Progress toward reducing greenhouse gas pollution by 17 percent by 2020.

Conserve federal lands for future generations.

Manage public lands to support a balanced energy strategy.

Convene and engage hunters and anglers in the development of a fish and wildlife climate adaptation plan.

Generate solar energy on U.S. Air Force hangar roofs.

On the domestic economic policy front, the center writes that Obama should:

Direct an assessment, strategy, and new policy development to promote U.S. competitiveness.

Launch the new consumer financial protection bureau with an aggressive agenda to protect and empower consumers.

Increase the capacity of small businesses to expand hiring and purchases by accelerating the implementation of the Small Business Jobs Act.

Promote automatic mediation to avoid foreclosure where possible and speed resolution.

Create a web portal to empower housing counselors, reduce burdens on lenders, and speed up home mortgage modifications.

Help stabilize home values and communities by turning "shadow REO" housing inventory into "scattered site" rental housing.

Promote practices that support working families.
On the domestic policy front, the center urges Obama to:

Partner with the private sector in health care payment reform.

Focus on health care prevention in implementing the Affordable Care Act.

Streamline and simplify access to federal antipoverty programs.

Replace costly, inhumane immigration detention policies with equally effective measures.

In the education policy arena, the president can:

Launch an "educational productivity" initiative to help school districts spend every dollar wisely to best prepare our children for the 21st century.

Ensure students can compare financial aid offers from different postsecondary institutions.

Improve the quality, standards, and productivity of postsecondary education.

In "improving the performance of the federal government," the center says the president should:

Scrutinize federal spending programs and tax expenditures to achieve greater returns on public investment.

Build the next-generation Recovery.gov website to track all public expenditures and performance in real time.

Use new information technology for faster, more transparent freedom of information.

Create a virtual U.S. statistical agency.

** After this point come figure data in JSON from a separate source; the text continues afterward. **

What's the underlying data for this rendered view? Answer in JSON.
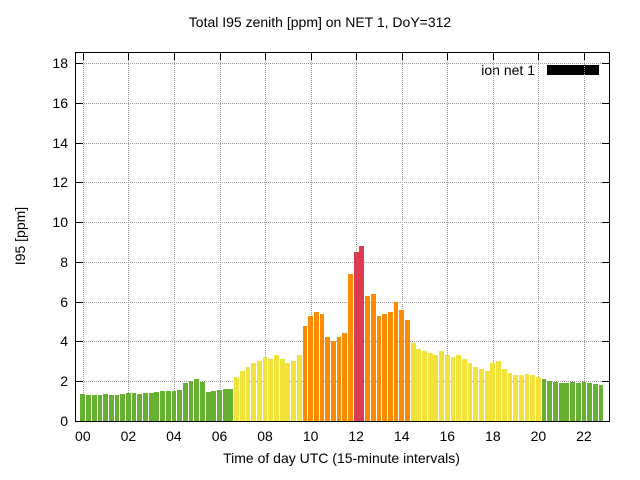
{
  "chart_data": {
    "type": "bar",
    "title": "Total I95 zenith [ppm] on NET 1, DoY=312",
    "xlabel": "Time of day UTC (15-minute intervals)",
    "ylabel": "I95 [ppm]",
    "legend": [
      {
        "label": "ion net 1",
        "color": "#000000"
      }
    ],
    "ylim": [
      0,
      18.5
    ],
    "xlim": [
      -0.3,
      23.1
    ],
    "yticks": [
      0,
      2,
      4,
      6,
      8,
      10,
      12,
      14,
      16,
      18
    ],
    "xticks": [
      {
        "value": 0,
        "label": "00"
      },
      {
        "value": 2,
        "label": "02"
      },
      {
        "value": 4,
        "label": "04"
      },
      {
        "value": 6,
        "label": "06"
      },
      {
        "value": 8,
        "label": "08"
      },
      {
        "value": 10,
        "label": "10"
      },
      {
        "value": 12,
        "label": "12"
      },
      {
        "value": 14,
        "label": "14"
      },
      {
        "value": 16,
        "label": "16"
      },
      {
        "value": 18,
        "label": "18"
      },
      {
        "value": 20,
        "label": "20"
      },
      {
        "value": 22,
        "label": "22"
      }
    ],
    "start_hour": 0,
    "interval_hours": 0.25,
    "bar_width_hours": 0.21,
    "colors": {
      "green": "#66b032",
      "yellow": "#f2e33a",
      "orange": "#ff8c00",
      "red": "#dd3c50"
    },
    "thresholds": {
      "yellow": 2.15,
      "orange": 4.0,
      "red": 8.0
    },
    "values": [
      1.35,
      1.3,
      1.3,
      1.3,
      1.35,
      1.3,
      1.3,
      1.35,
      1.4,
      1.4,
      1.35,
      1.4,
      1.4,
      1.45,
      1.5,
      1.5,
      1.5,
      1.55,
      1.9,
      2.0,
      2.1,
      1.95,
      1.45,
      1.5,
      1.55,
      1.6,
      1.6,
      2.2,
      2.5,
      2.7,
      2.9,
      3.0,
      3.2,
      3.1,
      3.3,
      3.1,
      2.9,
      3.0,
      3.3,
      4.8,
      5.3,
      5.5,
      5.4,
      4.2,
      4.0,
      4.2,
      4.4,
      7.4,
      8.5,
      8.8,
      6.3,
      6.4,
      5.3,
      5.4,
      5.5,
      6.0,
      5.6,
      5.1,
      3.9,
      3.6,
      3.5,
      3.4,
      3.3,
      3.5,
      3.3,
      3.2,
      3.3,
      3.1,
      2.9,
      2.7,
      2.6,
      2.5,
      2.9,
      3.0,
      2.6,
      2.4,
      2.3,
      2.3,
      2.35,
      2.3,
      2.2,
      2.1,
      2.0,
      1.95,
      1.9,
      1.9,
      1.95,
      1.9,
      1.95,
      1.9,
      1.85,
      1.8
    ]
  }
}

Collect data on lesbian, gay, bisexual, and transgender Americans in federal data surveys.

And in the foreign policy and national security arena, the president and his administration should:

Rebalance our Afghanistan strategy with greater emphasis on political and diplomatic progress.

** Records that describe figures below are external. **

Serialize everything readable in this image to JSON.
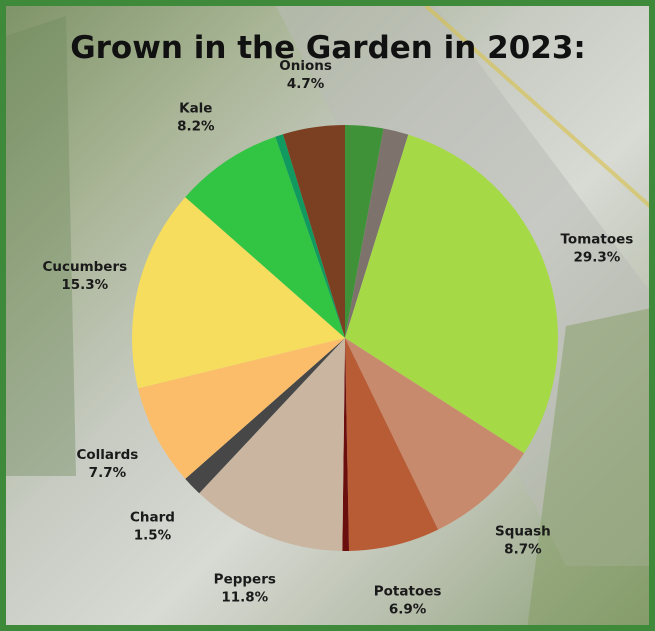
{
  "chart_data": {
    "type": "pie",
    "title": "Grown in the Garden in 2023:",
    "slices": [
      {
        "label": "",
        "value": 2.9,
        "pct_text": "",
        "color": "#3f9238"
      },
      {
        "label": "",
        "value": 1.9,
        "pct_text": "",
        "color": "#7d726c"
      },
      {
        "label": "Tomatoes",
        "value": 29.3,
        "pct_text": "29.3%",
        "color": "#a6d946"
      },
      {
        "label": "Squash",
        "value": 8.7,
        "pct_text": "8.7%",
        "color": "#c88a6d"
      },
      {
        "label": "Potatoes",
        "value": 6.9,
        "pct_text": "6.9%",
        "color": "#b85c35"
      },
      {
        "label": "",
        "value": 0.5,
        "pct_text": "",
        "color": "#6a0e0e"
      },
      {
        "label": "Peppers",
        "value": 11.8,
        "pct_text": "11.8%",
        "color": "#c9b5a0"
      },
      {
        "label": "Chard",
        "value": 1.5,
        "pct_text": "1.5%",
        "color": "#474747"
      },
      {
        "label": "Collards",
        "value": 7.7,
        "pct_text": "7.7%",
        "color": "#fbbd69"
      },
      {
        "label": "Cucumbers",
        "value": 15.3,
        "pct_text": "15.3%",
        "color": "#f6dd5e"
      },
      {
        "label": "Kale",
        "value": 8.2,
        "pct_text": "8.2%",
        "color": "#32c443"
      },
      {
        "label": "",
        "value": 0.6,
        "pct_text": "",
        "color": "#109a5f"
      },
      {
        "label": "Onions",
        "value": 4.7,
        "pct_text": "4.7%",
        "color": "#7b3f21"
      }
    ]
  }
}
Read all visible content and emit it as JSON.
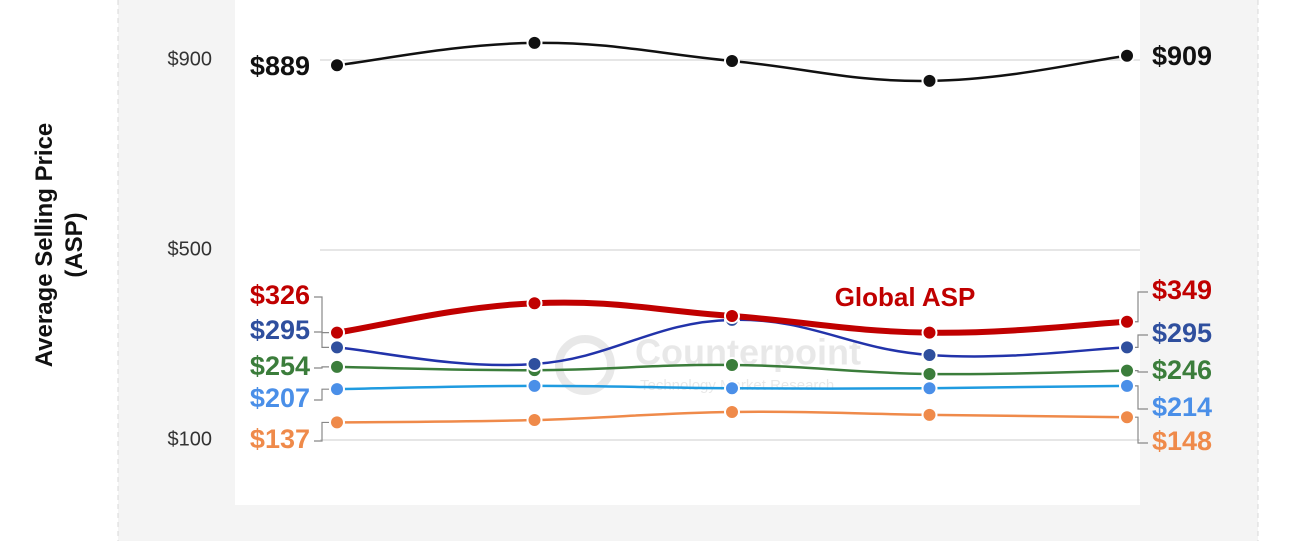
{
  "chart_data": {
    "type": "line",
    "ylabel": "Average Selling Price (ASP)",
    "annotations": [
      "Global ASP"
    ],
    "watermark": [
      "Counterpoint",
      "Technology Market Research"
    ],
    "categories": [
      null,
      null,
      null,
      null,
      null
    ],
    "ylim": [
      0,
      1000
    ],
    "yticks": [
      {
        "value": 100,
        "label": "$100"
      },
      {
        "value": 500,
        "label": "$500"
      },
      {
        "value": 900,
        "label": "$900"
      }
    ],
    "grid": true,
    "series": [
      {
        "color": "#111111",
        "values": [
          889,
          936,
          898,
          856,
          909
        ],
        "value_labels": [
          "$889",
          null,
          null,
          null,
          "$909"
        ]
      },
      {
        "color": "#c00000",
        "values": [
          326,
          388,
          361,
          326,
          349
        ],
        "value_labels": [
          "$326",
          null,
          null,
          null,
          "$349"
        ]
      },
      {
        "color": "#2f4f9e",
        "values": [
          295,
          260,
          353,
          279,
          295
        ],
        "value_labels": [
          "$295",
          null,
          null,
          null,
          "$295"
        ]
      },
      {
        "color": "#3b7d3b",
        "values": [
          254,
          247,
          258,
          239,
          246
        ],
        "value_labels": [
          "$254",
          null,
          null,
          null,
          "$246"
        ]
      },
      {
        "color": "#4a8fe8",
        "values": [
          207,
          214,
          209,
          209,
          214
        ],
        "value_labels": [
          "$207",
          null,
          null,
          null,
          "$214"
        ]
      },
      {
        "color": "#ef8a4a",
        "values": [
          137,
          142,
          159,
          153,
          148
        ],
        "value_labels": [
          "$137",
          null,
          null,
          null,
          "$148"
        ]
      }
    ]
  }
}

Promote domestic revenue generation in Afghanistan and Pakistan.

Appoint a special envoy for the Horn of Africa and the southwest Arabian Peninsula region.

Appoint a special commission to assess contracting practices in national security and foreign affairs.

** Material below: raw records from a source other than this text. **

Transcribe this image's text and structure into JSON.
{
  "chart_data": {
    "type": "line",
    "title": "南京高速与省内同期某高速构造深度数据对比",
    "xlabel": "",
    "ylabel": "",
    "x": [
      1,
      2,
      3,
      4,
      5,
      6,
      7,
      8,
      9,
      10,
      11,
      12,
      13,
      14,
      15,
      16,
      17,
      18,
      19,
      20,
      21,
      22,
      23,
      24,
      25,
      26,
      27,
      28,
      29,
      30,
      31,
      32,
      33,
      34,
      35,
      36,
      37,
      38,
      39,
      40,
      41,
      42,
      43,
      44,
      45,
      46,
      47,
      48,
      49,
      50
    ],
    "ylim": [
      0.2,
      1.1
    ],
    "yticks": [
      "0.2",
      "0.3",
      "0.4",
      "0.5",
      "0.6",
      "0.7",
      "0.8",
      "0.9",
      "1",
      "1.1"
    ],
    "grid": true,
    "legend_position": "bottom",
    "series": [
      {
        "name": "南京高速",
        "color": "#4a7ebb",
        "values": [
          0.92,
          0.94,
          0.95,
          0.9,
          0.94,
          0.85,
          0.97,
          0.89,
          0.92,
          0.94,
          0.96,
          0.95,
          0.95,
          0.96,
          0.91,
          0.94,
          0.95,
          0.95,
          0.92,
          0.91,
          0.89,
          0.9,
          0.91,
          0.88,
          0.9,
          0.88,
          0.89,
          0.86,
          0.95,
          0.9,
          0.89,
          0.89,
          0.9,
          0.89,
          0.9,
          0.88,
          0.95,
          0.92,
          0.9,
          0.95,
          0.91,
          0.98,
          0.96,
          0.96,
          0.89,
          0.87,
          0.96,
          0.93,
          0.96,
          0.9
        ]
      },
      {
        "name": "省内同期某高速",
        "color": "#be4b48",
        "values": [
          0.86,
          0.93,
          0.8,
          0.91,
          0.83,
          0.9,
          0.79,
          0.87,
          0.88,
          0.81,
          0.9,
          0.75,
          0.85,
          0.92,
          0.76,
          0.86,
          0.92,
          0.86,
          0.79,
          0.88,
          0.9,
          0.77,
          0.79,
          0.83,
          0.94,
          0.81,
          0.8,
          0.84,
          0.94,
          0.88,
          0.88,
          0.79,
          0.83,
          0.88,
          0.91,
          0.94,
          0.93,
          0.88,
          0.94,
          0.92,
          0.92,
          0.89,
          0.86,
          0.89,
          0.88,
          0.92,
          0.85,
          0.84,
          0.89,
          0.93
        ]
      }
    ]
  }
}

Use executive branch authority to mitigate the impact of the "Don't Ask, Don't Tell" policy if Congress does not repeal it.

Redouble support for Palestinian state- and institution-building efforts.

Pursue dual-track policy on Iran while sharpening focus on Iranian human rights issues.

Reinvigorate the U.S.-Turkey strategic alliance. Develop a comprehensive policy on the Russia-Georgia conflict.

WND reported previously when the Institute for Policy Studies, a Marxist-oriented think-tank in Washington, and also funded by Soros, made a similar suggestion.

"Progressives won in the 2010 mid-term elections," wrote Karen Dolan, a fellow at the Institute for Policy Studies, or IPS, and director of the Cities for Progress and Cities for Peace projects based at the radical organization.

"The Congressional Progressive Caucus, the largest caucus in the House Democratic Caucus at over 80 members, emerged virtually unscathed, losing only three members," she wrote, in the piece published on the IPS website.

Dolan declared that "our work is now finally beginning."

"The veil of a happy Democratic governing majority is finally lifted. We didn't have it then; We don't have it now. But what we do have now is a more solidly progressive bunch of Dems in Congress and a president presumably less encumbered by the false illusion that playing nice will get him a date with the other team."

She went on to recommend that progressives "throw our support unabashedly behind the Congressional Progressive Caucus, and let's push Obama to finally do the right thing through as many Executive Orders as we can present to him."